Speaker
Description
Likelihood-ratio statistics play a central role in assessing detection significance in cosmological analyses. Under regularity conditions, Wilks’ theorem predicts that these statistics follow a $\chi^2$ distribution in the asymptotic limit. When a parameter is restricted to a physical boundary, this result no longer holds, and Chernoff’s theorem provides the corresponding mixed distribution. In practice, however, cosmological likelihoods often involve several parameters that are both bounded and strongly correlated, and the extent to which standard asymptotic results apply in these settings remains unclear.
In this work, I investigate how parameter correlations and positivity constraints modify likelihood-ratio statistics in the context of CMB $B$-mode searches. These analyses typically involve the tensor-to-scalar ratio together with foreground amplitudes that are physically required to be non-negative, leading to a likelihood geometry that differs from the assumptions underlying the usual asymptotic results.
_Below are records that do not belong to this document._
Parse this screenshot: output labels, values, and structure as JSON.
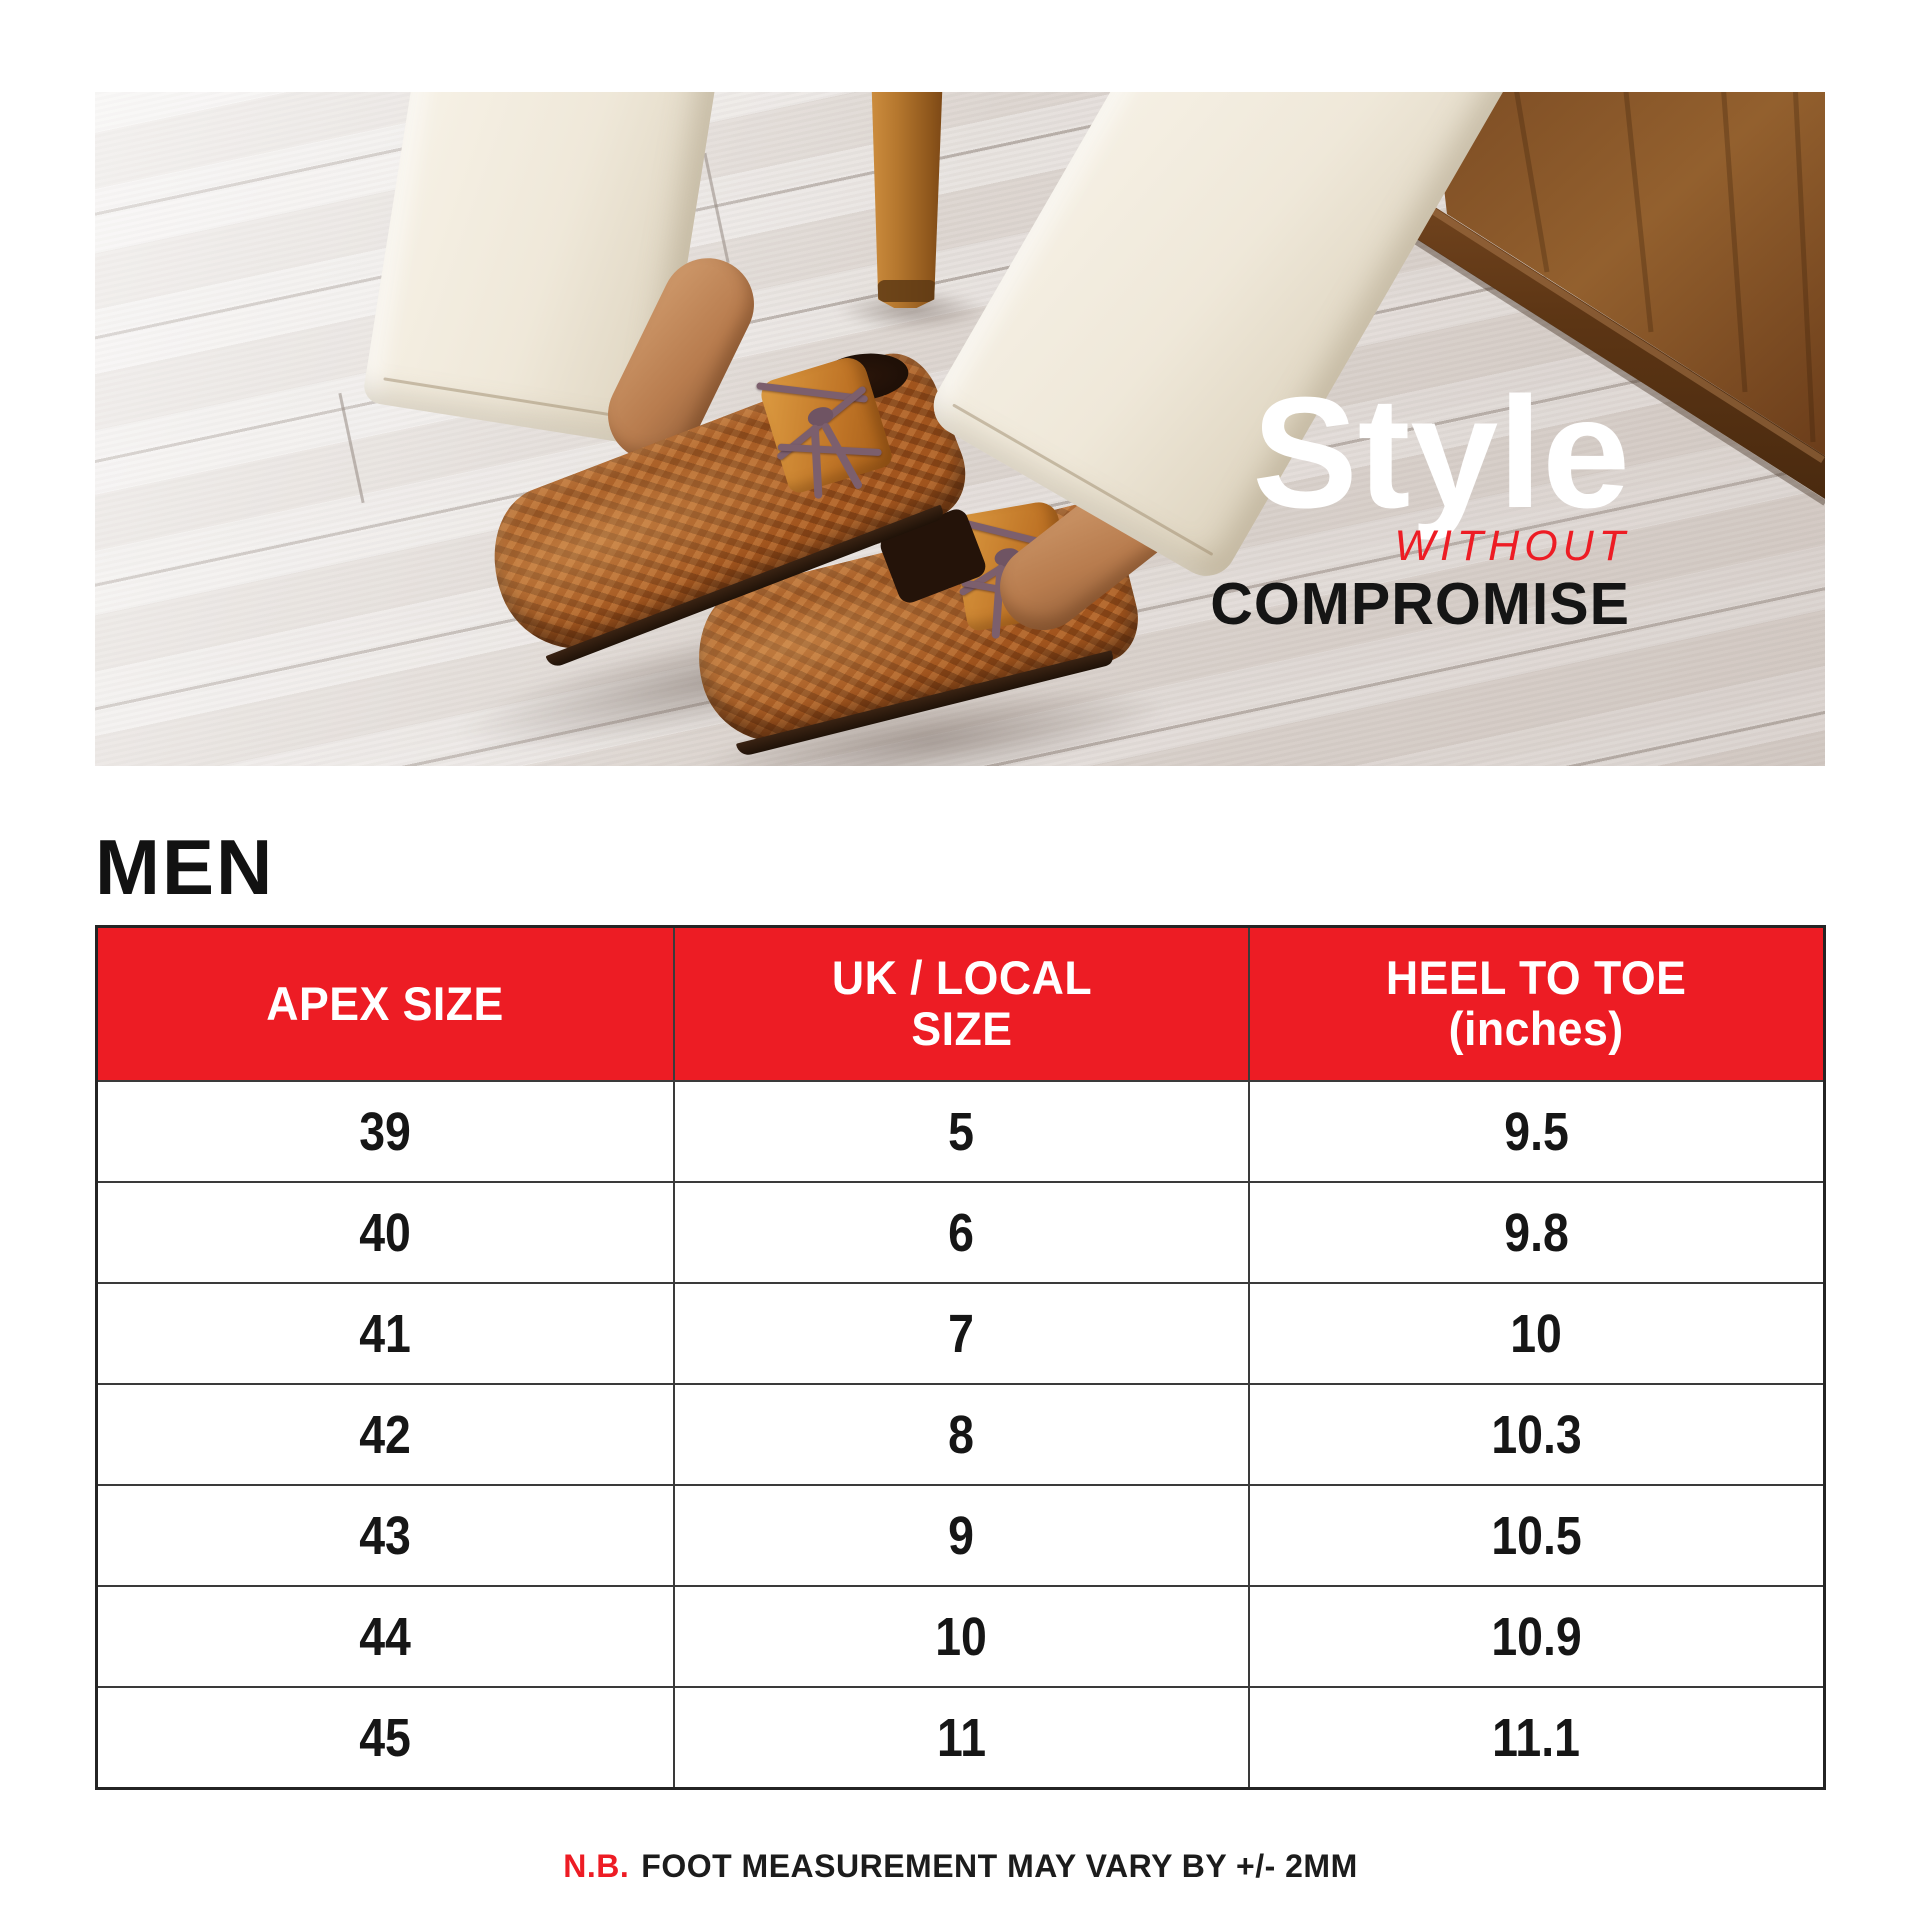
{
  "hero": {
    "headline": {
      "line1": "Style",
      "line2": "WITHOUT",
      "line3": "COMPROMISE"
    }
  },
  "section_title": "MEN",
  "table": {
    "headers": [
      "APEX SIZE",
      "UK / LOCAL\nSIZE",
      "HEEL TO TOE\n(inches)"
    ],
    "rows": [
      [
        "39",
        "5",
        "9.5"
      ],
      [
        "40",
        "6",
        "9.8"
      ],
      [
        "41",
        "7",
        "10"
      ],
      [
        "42",
        "8",
        "10.3"
      ],
      [
        "43",
        "9",
        "10.5"
      ],
      [
        "44",
        "10",
        "10.9"
      ],
      [
        "45",
        "11",
        "11.1"
      ]
    ]
  },
  "footnote": {
    "prefix": "N.B.",
    "text": "FOOT MEASUREMENT MAY VARY BY +/- 2MM"
  },
  "colors": {
    "accent_red": "#ED1C24",
    "table_border": "#3a3a3a",
    "text_black": "#141414",
    "hero_text_white": "#ffffff"
  }
}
Using simplified likelihood models, I examine the behaviour of profile likelihoods and likelihood-ratio tests in the presence of such correlated boundaries.
The results reproduce qualitative features seen in recent CMB analyses, where the empirical distribution of likelihood-ratio statistics deviates from the standard Chernoff prediction. I show that correlations between bounded parameters modify the probability that the likelihood peaks at the boundary, thereby altering the expected survival curves used to assess detection significance.
Understanding these effects is important for interpreting likelihood-ratio tests in current and upcoming high-precision CMB experiments, where increasingly sensitive measurements make the statistical behaviour of constrained likelihoods particularly relevant.